American Bar Association Panel Unanimously Gives Kennedy Highest Rating
Dec. 08, 1987
WASHINGTON (AP) _ An American Bar Association panel decided unanimously Tuesday to give Supreme Court nominee Anthony M. Kennedy its highest rating a week before the Senate opens hearings on him.
The ABA panel's rating of ''well qualified'' was a boost for Kennedy, a federal appeals court judge who is President Reagan's third choice to fill the vacancy on the Supreme Court.
The Senate Judiciary Committee plans to start confirmation hearings next Monday.
The 15-member ABA Standing Committee on the Federal Judiciary rated Kennedy, 51, of Sacramento, Calif., well qualified to serve on the Supreme Court, Justice Department spokesman Terry Eastland said. The other possible ratings were ''not opposed'' and ''not qualified.''
No senator has announced opposition to Kennedy. All but one of the women's, civil rights and civil liberties organizations that campaigned against defeated Supreme Court nominee Robert H. Bork have remained neutral so far.
Only the National Organization for Women, which opposed Bork, and the anti- abortion American Life League have announced opposition to Kennedy, a 12- year veteran of the 9th U.S. Circuit Court of Appeals who has written more than 400 opinions.
The lack of coordinated opposition and the favorable ABA rating indicate Senate hearings will open in a calm political atmosphere, a contrast to the strong opposition to Bork, an appeals judge who was Reagan's first nominee for the vacancy which occurred in June with the retirement of Justice Lewis F. Powell Jr. The court has been meeting with eight justices since Oct. 5.
A campaign to defeat Bork was well under way a week before his hearing began in September, and word had leaked out that the ABA panel was seriously divided. Ten panel members rated Bork well qualified, four said he was not qualified and one member was not opposed.
The opposition intensified during and after the hearings, leading to Bork's defeat by the Senate on Oct. 23 by 58-42.
On Oct. 29, Reagan announced his plan to nominate U.S. Circuit Judge Douglas H. Ginsburg for the court. But Ginsburg withdrew from consideration on Nov. 7 after admitting he smoked marijuana in the past.
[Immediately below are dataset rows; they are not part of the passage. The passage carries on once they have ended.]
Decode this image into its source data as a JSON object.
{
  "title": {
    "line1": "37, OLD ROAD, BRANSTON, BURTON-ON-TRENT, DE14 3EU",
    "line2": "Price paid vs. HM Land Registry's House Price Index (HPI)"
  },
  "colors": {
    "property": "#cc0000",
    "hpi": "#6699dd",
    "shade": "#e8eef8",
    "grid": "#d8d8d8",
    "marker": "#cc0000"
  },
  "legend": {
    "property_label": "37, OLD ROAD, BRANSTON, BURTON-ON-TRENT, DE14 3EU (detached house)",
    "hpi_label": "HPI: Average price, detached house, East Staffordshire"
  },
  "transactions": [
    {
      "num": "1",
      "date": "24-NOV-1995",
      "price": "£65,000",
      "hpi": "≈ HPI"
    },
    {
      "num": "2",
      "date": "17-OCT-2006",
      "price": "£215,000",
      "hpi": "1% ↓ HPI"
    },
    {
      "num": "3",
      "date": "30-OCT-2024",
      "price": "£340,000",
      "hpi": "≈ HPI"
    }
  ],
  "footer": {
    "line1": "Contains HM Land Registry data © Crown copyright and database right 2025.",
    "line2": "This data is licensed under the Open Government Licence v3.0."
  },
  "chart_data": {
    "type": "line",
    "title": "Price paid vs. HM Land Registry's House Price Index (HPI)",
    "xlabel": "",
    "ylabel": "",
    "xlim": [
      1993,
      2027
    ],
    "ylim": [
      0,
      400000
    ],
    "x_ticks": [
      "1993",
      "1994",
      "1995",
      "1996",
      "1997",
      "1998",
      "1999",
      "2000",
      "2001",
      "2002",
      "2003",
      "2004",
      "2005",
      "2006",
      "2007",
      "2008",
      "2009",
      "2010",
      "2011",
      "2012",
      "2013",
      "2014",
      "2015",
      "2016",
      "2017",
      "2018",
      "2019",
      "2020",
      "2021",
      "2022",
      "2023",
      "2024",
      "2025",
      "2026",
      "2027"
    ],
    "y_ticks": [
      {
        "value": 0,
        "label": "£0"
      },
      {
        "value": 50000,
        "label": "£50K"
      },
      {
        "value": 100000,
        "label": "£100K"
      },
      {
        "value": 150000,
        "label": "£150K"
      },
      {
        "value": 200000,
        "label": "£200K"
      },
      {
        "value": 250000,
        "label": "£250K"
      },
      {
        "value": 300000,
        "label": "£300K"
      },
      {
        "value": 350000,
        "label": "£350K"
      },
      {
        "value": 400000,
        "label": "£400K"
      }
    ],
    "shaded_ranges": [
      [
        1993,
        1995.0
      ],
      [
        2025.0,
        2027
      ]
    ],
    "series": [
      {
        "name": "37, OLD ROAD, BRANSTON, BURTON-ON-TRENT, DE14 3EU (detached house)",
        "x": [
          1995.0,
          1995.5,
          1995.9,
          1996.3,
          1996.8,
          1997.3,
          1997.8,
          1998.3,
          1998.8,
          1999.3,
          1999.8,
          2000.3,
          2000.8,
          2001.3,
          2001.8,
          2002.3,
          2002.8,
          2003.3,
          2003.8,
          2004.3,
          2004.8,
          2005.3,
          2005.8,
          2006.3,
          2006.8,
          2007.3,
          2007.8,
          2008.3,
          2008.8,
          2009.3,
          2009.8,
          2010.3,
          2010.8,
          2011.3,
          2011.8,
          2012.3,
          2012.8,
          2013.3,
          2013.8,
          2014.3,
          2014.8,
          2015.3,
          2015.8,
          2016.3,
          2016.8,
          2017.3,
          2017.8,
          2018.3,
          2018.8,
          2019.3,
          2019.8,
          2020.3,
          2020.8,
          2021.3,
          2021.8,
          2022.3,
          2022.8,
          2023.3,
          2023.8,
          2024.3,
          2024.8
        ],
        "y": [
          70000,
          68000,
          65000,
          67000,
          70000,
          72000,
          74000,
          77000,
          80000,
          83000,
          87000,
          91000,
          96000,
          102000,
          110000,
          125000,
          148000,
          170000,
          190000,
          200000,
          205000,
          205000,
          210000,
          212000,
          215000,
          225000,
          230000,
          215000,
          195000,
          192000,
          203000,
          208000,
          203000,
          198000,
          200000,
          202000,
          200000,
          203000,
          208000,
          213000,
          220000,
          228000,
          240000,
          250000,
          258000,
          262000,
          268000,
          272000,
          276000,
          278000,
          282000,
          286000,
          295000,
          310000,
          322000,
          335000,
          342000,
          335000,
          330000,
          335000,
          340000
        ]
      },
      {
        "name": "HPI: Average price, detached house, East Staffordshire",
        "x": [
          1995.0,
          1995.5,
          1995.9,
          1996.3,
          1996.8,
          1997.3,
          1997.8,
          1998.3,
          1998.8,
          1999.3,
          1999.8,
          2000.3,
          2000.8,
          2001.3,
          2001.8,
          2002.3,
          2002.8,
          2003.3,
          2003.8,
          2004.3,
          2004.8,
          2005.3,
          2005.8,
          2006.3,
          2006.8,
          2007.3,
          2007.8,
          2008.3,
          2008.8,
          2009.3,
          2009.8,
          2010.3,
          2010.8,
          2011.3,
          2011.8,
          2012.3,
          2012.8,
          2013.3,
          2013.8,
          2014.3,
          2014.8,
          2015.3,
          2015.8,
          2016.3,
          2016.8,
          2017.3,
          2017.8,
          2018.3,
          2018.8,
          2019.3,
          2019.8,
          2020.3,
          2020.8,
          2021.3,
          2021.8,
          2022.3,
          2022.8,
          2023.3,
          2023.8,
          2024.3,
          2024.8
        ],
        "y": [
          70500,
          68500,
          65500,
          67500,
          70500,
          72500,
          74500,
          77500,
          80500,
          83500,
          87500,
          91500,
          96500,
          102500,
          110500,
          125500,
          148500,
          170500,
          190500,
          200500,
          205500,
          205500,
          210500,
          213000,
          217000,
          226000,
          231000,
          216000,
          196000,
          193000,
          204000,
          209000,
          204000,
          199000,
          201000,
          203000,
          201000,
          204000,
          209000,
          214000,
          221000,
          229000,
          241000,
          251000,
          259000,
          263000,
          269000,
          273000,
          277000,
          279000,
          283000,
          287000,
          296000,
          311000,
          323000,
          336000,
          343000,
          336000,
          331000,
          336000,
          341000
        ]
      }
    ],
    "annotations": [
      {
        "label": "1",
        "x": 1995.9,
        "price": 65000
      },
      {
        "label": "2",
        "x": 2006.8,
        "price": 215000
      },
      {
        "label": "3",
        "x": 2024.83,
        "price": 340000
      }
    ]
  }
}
The ABA committee had not completed its review of Ginsburg before he bowed out. Kennedy was nominated Nov. 11.
The well-qualified rating is reserved ''for those who meet the highest standards of professional competence, judicial temperament and integrity. The persons in this category must be among the best available for appointment to the Supreme Court,'' according to the ABA standards.
Eastland said: ''This is welcome news, and Judge Kennedy obviously merited this rating. In our judgment it's another reason that he should be swiftly confirmed.''
Judiciary Committee Chairman Joseph R. Biden Jr., D-Del., has said the committee would not vote until late January, after the Senate returns from its year-end recess.
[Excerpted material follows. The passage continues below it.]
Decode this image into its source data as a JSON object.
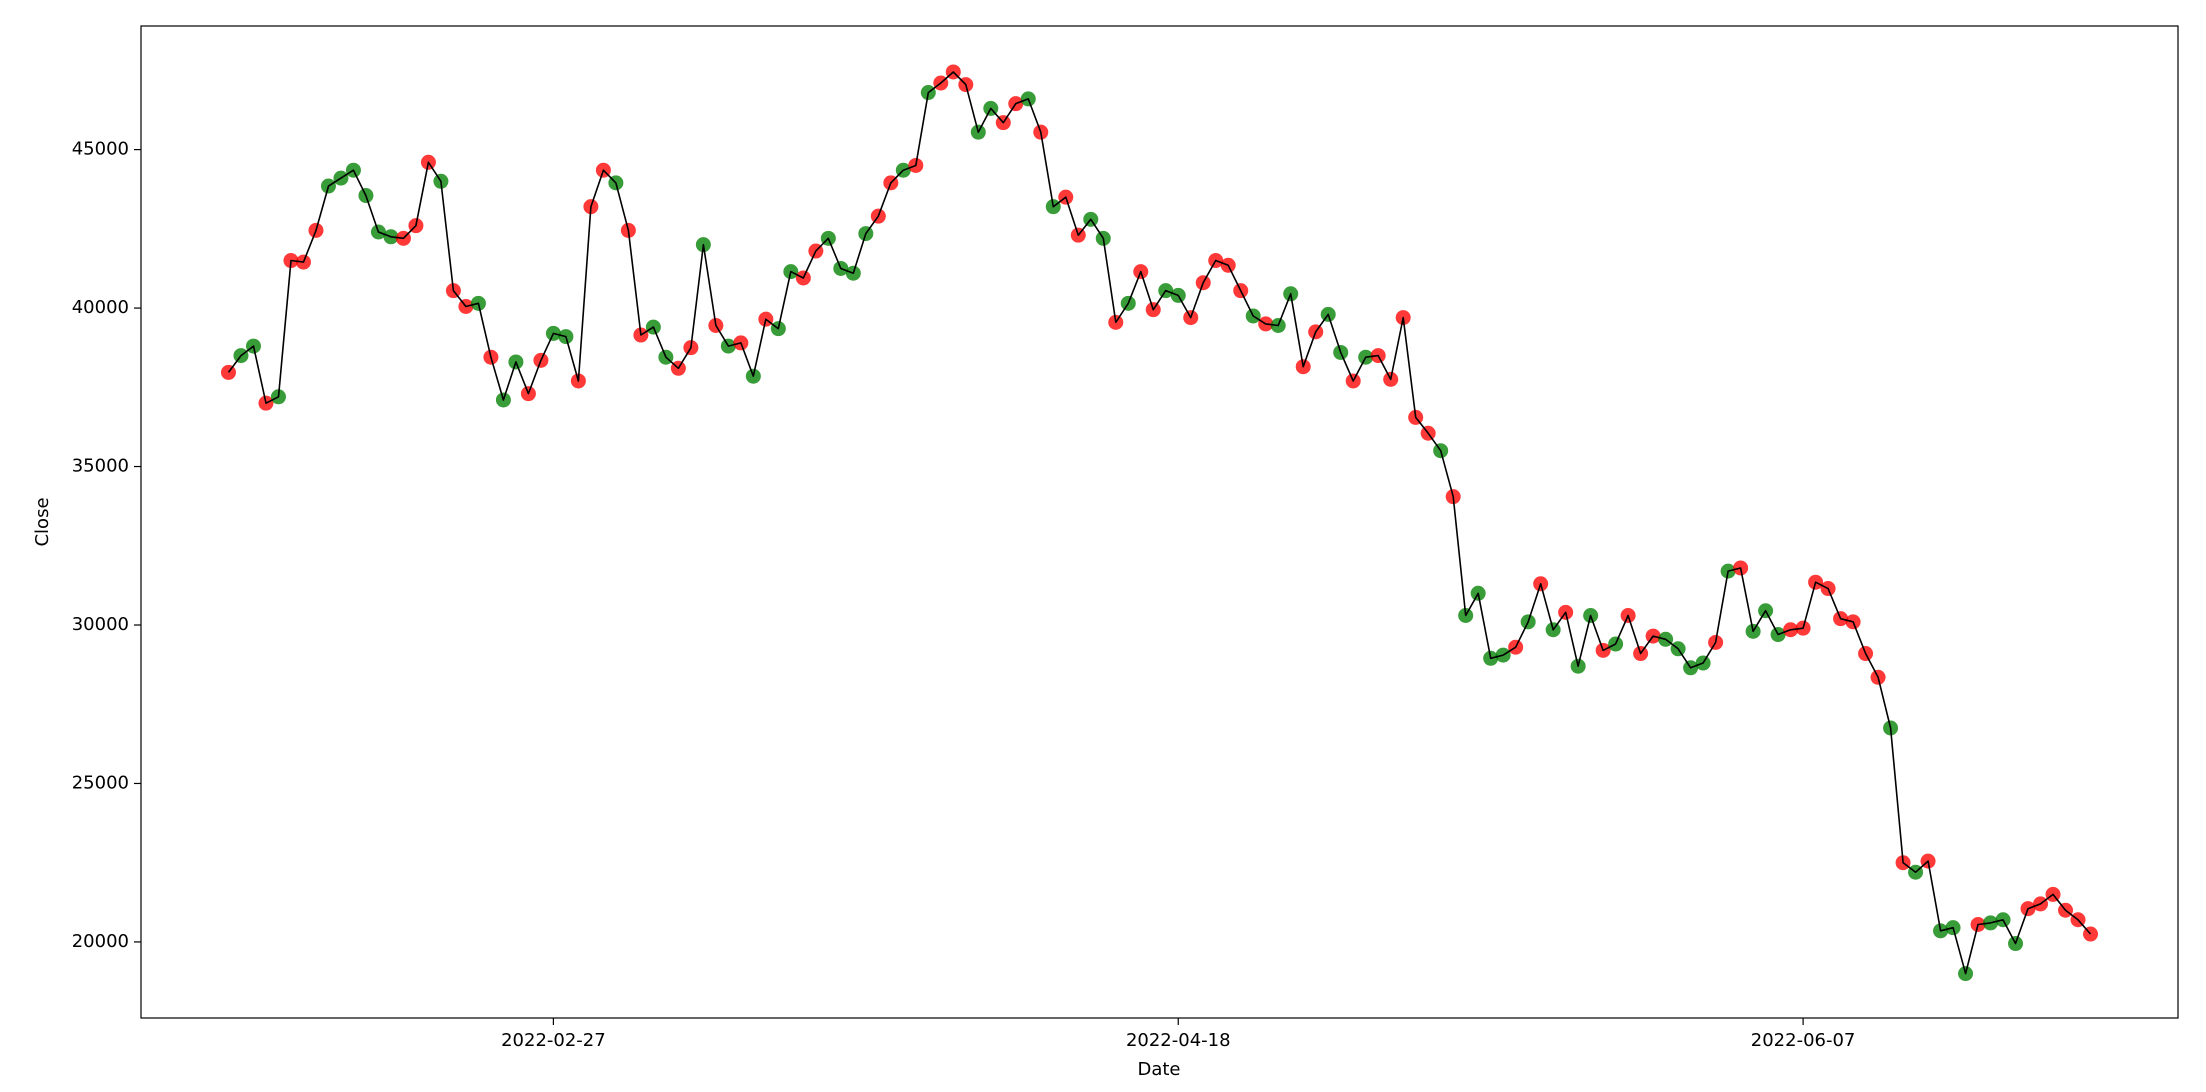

According to its rules, the ABA panel interviews federal and state court judges, lawyers, law school professors and deans, officials of professional organizations and spokesmen representing women, minorities, the indigent, ethnics and other interest groups.
In addition, separate teams of law school professors and practicing lawyers review the legal writings of the nominee.
Kennedy has given few clues to his position on crucial constitutional questions such as the right of privacy, freedom of speech, affirmative action and sex discrimination. He did, however, write the opinion that opposed a Washington state plan to pay female government workers the same as men holding comparable jobs.
The next justice could tip the balance in cases involving such issues as abortion, affirmative action and separation of church and state.